We drove one hour south of Tel Aviv to a beautiful kibbutz, Kfar Aza, with stunning nature, panoramic views and a super supportive community. The kibbutz is situated on Israel’s western border with Gaza, and when we arrived we were met by a local resident, Chen Kotler, who showed us all around and explained the difference between her life growing up on the kibbutz 30 plus years ago to the life of today, both in terms of how kids were raised then (in childrens houses) to now (in the same home as their parents). She fondly recalled her childhood, and how she remembered having friend relations with the Gazans all the way up to the year 2000. She would regularly travel to the area or shopping, or to visit the stunning beaches and, of course, to enjoy the tasty humus on Shabbat.
Unfortunately after Israel unilaterally pulled out of the Gaza area in late 2005 leaving the Palestinian Authority in charge, about a year or so later Hamas took over the Gaza region after a bitter battle with Palestinian Authority (Fatah) and a different reality was created, one that includes kassam rockets, mortars, deadly balloons and frequent red alerts that provide less than 10 second warning to run into a bomb shelter.
This small kibbutz that has always been located within the internationally recognized boundaries of Israel. It is a beautiful place with views, nature, good schools, and a great supportive community. We enjoyed a typical kibbutz lunch in the communal dining room. Unfortunately, for the last 14 years, the families and more specifically, their children, have raised in an atmosphere where they are constantly in fear of the deluge of rockets, mortars and deadly balloons that are intermittently launched from Gaza.

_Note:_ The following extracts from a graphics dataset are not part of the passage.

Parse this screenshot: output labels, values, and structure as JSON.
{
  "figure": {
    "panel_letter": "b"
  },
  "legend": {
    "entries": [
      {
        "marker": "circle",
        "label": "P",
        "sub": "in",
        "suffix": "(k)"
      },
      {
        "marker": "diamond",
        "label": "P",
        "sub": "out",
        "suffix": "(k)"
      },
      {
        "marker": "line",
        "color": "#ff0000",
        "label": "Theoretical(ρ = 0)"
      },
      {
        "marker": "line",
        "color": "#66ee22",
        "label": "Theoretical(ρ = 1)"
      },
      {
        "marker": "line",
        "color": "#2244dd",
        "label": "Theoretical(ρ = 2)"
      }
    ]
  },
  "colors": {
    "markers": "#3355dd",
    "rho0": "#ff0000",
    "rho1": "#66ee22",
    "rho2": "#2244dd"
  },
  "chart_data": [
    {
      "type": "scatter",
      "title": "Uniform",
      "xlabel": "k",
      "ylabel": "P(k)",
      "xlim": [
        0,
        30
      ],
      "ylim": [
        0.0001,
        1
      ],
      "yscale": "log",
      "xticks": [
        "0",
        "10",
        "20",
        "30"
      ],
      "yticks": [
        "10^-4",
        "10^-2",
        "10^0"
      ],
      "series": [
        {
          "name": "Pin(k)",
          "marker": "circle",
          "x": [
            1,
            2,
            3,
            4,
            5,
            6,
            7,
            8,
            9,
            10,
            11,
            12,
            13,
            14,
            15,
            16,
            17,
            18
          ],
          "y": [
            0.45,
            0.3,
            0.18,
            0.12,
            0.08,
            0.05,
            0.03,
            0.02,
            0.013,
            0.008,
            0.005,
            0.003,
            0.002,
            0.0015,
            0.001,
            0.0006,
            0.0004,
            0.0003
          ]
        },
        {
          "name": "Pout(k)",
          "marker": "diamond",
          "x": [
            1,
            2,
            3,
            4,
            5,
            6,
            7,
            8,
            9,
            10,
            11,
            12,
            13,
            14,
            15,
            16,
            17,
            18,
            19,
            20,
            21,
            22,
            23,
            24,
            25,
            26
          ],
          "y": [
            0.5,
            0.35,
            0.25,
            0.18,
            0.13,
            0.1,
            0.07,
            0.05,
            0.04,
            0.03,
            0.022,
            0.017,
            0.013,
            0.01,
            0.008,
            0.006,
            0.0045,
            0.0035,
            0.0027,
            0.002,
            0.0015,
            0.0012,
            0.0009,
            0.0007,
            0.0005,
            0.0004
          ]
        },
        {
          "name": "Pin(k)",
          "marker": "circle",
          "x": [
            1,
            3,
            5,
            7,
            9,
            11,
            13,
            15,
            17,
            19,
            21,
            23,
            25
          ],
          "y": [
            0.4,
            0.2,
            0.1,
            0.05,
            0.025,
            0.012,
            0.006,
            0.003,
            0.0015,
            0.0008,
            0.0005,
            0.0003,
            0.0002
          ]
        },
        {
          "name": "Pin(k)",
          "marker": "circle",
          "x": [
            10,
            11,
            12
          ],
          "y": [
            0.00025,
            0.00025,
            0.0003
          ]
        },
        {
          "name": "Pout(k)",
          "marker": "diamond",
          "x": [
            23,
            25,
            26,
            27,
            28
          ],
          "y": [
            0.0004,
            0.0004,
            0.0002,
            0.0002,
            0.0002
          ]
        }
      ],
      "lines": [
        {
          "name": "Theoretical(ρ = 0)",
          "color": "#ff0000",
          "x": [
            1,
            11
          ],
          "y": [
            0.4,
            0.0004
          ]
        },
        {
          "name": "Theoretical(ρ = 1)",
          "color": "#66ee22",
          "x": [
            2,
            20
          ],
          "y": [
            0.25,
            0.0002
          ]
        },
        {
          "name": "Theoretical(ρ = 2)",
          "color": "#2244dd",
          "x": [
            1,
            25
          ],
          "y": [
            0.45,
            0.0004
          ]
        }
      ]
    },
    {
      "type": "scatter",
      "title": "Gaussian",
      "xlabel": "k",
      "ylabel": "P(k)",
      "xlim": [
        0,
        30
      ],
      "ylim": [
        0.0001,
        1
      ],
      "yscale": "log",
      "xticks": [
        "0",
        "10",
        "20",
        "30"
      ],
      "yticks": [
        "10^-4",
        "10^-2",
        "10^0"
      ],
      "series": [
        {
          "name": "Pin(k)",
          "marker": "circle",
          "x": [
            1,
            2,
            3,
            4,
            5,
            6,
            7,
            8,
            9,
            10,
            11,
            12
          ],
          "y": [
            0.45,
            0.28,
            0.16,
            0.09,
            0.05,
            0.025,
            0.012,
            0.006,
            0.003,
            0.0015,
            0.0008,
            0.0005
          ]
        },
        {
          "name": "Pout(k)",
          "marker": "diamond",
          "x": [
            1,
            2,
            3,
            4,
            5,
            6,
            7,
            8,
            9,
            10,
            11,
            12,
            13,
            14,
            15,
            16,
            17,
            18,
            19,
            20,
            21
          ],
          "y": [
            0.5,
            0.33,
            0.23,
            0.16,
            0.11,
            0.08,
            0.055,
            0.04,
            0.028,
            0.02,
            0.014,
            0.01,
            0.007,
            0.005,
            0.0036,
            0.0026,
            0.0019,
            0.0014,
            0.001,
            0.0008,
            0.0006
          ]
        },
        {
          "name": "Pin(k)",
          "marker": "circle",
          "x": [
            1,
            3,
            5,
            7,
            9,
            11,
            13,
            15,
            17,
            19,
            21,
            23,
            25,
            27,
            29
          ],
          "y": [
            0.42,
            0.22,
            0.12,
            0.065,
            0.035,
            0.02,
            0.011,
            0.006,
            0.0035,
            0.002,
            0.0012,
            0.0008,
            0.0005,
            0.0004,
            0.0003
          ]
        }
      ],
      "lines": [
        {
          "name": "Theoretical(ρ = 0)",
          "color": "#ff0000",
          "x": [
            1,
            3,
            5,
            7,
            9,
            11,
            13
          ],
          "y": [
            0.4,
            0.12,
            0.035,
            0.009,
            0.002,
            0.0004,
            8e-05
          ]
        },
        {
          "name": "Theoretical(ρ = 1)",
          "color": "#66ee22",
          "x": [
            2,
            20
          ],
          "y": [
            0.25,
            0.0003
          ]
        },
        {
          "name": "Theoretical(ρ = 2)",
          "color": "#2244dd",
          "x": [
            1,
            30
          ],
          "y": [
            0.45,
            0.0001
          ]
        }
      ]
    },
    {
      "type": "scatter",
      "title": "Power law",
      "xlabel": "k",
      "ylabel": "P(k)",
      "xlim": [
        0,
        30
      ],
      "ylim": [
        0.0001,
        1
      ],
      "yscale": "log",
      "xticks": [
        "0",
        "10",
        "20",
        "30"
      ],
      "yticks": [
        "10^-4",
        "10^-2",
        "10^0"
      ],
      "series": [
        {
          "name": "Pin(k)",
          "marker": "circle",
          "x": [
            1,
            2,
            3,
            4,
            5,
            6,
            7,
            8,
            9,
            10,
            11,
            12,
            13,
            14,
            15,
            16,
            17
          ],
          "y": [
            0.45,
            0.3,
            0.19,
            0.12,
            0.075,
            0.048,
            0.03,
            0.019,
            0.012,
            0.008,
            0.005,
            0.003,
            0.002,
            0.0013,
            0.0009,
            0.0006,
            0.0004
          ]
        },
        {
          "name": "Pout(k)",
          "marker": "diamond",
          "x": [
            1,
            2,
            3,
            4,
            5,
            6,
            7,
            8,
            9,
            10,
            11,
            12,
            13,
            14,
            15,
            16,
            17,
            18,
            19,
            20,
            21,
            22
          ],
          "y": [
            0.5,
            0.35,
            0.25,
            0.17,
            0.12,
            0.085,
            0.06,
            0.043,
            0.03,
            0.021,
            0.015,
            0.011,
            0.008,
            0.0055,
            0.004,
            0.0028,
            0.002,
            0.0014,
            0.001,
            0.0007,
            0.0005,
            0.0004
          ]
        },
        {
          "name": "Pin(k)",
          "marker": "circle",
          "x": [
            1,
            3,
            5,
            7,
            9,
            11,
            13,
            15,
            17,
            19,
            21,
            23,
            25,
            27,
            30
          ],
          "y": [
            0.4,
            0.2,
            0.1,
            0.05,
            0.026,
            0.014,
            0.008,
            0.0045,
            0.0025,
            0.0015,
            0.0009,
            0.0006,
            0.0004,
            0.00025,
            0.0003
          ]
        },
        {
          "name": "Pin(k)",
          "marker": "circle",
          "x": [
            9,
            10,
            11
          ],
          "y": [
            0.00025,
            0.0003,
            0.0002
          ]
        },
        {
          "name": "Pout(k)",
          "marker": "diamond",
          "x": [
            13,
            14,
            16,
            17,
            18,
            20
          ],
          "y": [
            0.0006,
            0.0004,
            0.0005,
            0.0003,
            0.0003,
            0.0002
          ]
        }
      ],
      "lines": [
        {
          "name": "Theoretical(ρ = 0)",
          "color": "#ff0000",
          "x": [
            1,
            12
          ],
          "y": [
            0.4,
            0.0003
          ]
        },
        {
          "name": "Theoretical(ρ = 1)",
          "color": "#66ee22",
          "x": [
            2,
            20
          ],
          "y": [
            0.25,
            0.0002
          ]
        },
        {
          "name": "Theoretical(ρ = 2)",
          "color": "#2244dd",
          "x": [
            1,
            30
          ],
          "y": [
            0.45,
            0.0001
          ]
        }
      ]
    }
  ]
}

In fact since January 2020 over 300 rockets were launched so far this year. We saw some of the remnants of these deadly munitions that have fallen on and near the kibbutz. In the US or elsewhere in other countries, it would be unimaginable to live in a place that can be under fire at a moments notice. However, despite the deadly rockets, the emotional toll that it takes on children who are afraid to sleep alone, or on a mother who has to decide in an instant which child she is going to run and grab if she only has 10 seconds til a bomb might hit, as the too frequent visits to the community bomb shelters that are part of daily life, the community possesses an enormous heart and hope for peace, and genuinely believes in a fair and just two state solution where Palestinians and Israelis can live in two independent states, side by side. Perhaps they are dreaming perhaps not. But they do feel where there is a will there is a way. Hope is very much alive on Kibbutz Kfar Aza.